Some people confuse patents, trademarks, and copyrights. Although there may be some similarities among these kinds of intellectual property protection, they are different and serve different purposes.
Some of the differences between patents, trademarks, and copyrights are discussed below using materials summarized from the United States Patent and Trademark Office.
Please feel free to contact Lyon & Harr for additional information on legal fees and costs and how you can prepare for an initial meeting with our attorneys so that we can better assist you in protecting your intellectual property.
WHAT IS A PATENT?
A patent for an invention is a grant of property rights by the U.S. Government through the U.S. Patent and Trademark Office. The patent grant excludes others from making, using, or selling the invention in the United States. A utility or plant patent in force on June 8, 1995, is subject to either the 17 year term from grant or the 20 year term from earliest effective U.S. filing date, whichever is longer. A design patent term is 14 years from patent grant. The right conferred by the patent grant extends throughout the United States. The terms "Patent Pending" and "Patent Applied For" are used to inform the public that an application for a patent has been filed. Patent protection does not start until the actual grant of a patent. Marking of an article as patented, when it is not, is illegal and subject to penalty.

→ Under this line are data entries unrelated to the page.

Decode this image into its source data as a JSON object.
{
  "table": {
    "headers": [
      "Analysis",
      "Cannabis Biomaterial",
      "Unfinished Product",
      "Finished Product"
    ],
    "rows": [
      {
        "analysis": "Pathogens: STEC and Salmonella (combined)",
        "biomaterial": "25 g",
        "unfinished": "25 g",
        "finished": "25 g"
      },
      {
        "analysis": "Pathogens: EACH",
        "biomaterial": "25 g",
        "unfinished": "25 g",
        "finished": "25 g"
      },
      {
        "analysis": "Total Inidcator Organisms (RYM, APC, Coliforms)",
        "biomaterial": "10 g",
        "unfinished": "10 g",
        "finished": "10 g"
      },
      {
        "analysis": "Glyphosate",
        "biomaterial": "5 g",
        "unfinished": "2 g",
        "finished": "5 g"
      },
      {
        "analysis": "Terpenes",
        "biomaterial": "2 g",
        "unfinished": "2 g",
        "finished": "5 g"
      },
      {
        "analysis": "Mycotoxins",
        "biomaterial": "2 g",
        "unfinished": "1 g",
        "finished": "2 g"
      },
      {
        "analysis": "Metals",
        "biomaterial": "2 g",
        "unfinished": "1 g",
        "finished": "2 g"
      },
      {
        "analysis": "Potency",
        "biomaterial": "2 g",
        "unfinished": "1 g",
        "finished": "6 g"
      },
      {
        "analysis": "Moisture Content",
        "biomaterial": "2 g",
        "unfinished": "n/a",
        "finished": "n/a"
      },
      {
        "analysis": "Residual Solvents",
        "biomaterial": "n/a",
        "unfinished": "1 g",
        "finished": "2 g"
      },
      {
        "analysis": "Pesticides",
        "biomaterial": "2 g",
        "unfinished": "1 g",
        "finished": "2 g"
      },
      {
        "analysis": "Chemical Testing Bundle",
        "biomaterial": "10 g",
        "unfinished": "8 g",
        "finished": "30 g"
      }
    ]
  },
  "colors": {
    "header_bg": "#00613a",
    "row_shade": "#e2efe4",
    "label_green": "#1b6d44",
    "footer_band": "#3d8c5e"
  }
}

There are three types of patents:
Utility Patents: A utility patent may be granted to anyone who invents or discovers any new and useful process, machine, article of manufacture, compositions of matter, or any new useful improvement thereof.

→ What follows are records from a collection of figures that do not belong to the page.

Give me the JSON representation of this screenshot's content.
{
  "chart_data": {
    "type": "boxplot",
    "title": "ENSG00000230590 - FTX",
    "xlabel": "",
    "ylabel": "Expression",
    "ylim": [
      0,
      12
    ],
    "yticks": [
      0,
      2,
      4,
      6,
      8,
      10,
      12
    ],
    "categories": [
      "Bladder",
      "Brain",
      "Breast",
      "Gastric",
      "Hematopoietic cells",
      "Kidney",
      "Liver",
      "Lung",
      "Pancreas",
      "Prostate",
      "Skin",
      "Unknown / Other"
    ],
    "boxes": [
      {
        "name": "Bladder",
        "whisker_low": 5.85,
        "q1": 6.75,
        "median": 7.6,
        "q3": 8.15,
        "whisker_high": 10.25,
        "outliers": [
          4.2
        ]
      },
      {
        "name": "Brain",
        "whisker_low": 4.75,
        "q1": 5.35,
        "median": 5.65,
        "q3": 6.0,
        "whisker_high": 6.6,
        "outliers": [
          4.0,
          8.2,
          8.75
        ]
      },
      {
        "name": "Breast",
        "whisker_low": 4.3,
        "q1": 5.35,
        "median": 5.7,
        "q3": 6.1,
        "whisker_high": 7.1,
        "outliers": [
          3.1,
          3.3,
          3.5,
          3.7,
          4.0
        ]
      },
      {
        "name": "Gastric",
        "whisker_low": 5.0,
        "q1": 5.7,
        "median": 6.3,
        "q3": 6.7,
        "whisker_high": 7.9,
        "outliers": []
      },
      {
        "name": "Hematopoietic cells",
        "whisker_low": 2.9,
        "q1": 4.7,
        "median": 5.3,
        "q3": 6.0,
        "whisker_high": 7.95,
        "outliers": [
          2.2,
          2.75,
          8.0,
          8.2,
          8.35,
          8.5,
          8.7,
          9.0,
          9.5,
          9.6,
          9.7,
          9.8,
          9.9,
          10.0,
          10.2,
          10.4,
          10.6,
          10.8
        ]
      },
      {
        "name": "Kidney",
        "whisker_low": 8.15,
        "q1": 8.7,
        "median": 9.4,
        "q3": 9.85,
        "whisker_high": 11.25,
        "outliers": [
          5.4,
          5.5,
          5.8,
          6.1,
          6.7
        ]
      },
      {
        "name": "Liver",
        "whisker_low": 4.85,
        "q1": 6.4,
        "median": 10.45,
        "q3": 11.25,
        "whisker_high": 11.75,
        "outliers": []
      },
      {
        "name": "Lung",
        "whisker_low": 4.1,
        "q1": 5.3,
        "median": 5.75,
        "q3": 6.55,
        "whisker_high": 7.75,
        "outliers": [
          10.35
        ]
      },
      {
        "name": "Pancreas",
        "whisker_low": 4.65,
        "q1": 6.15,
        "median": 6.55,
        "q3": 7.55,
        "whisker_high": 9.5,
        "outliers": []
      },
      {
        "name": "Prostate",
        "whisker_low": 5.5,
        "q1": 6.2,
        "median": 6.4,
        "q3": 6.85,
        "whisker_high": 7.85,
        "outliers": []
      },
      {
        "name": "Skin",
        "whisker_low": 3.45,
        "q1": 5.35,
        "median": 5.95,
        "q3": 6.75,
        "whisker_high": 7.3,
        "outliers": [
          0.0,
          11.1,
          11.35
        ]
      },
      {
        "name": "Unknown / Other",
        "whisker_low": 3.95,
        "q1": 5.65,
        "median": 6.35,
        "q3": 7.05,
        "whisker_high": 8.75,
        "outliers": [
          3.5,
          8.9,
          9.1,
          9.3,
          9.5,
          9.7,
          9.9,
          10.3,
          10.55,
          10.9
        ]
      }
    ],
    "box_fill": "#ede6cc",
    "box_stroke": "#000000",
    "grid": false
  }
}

Design Patents: A design patent may be granted to anyone who invents a new, original, and ornamental design for an article of manufacture.
Plant Patents: A plant patent may be granted to anyone who invents or discovers and asexually reproduces any distinct and new variety of plant.
WHAT IS A TRADEMARK OR A SERVICE MARK?
A trademark is a word, phrase, symbol or design, or a combination thereof, that identifies and distinguishes the source of the goods of one party from those of others. Similarly, a service mark is a word, phrase, symbol or design, or a combination thereof, that identifies and distinguishes the source of a service rather than goods. The term "trademark" is often used to refer to both trademarks and service marks.
Trademark rights may be used to prevent others from using a confusingly similar mark, but not to prevent others from making the same goods or from selling the same goods or services under a clearly different mark. Trademarks which are used in interstate or foreign commerce may be registered with the USPTO and will be listed in the Principal Register following successful registration.
Owning a federal trademark or service mark registration on the Principal Register provides several advantages, including:
1. Public notice of your claim of ownership of the mark;
2. A legal presumption of your ownership of the mark and your exclusive right to use the mark nationwide on or in connection with the goods/services listed in the registration;
3. The ability to bring an action concerning the mark in federal court;
4. The use of the U.S. registration as a basis to obtain registration in foreign countries;
5. The ability to record the U.S. registration with the U.S. Customs and Border Protection (CBP) Service to prevent importation of infringing foreign goods;
6. The right to use the federal trademark registration symbol on documents and goods; and
7. Listing in the United States Patent and Trademark Office's online databases.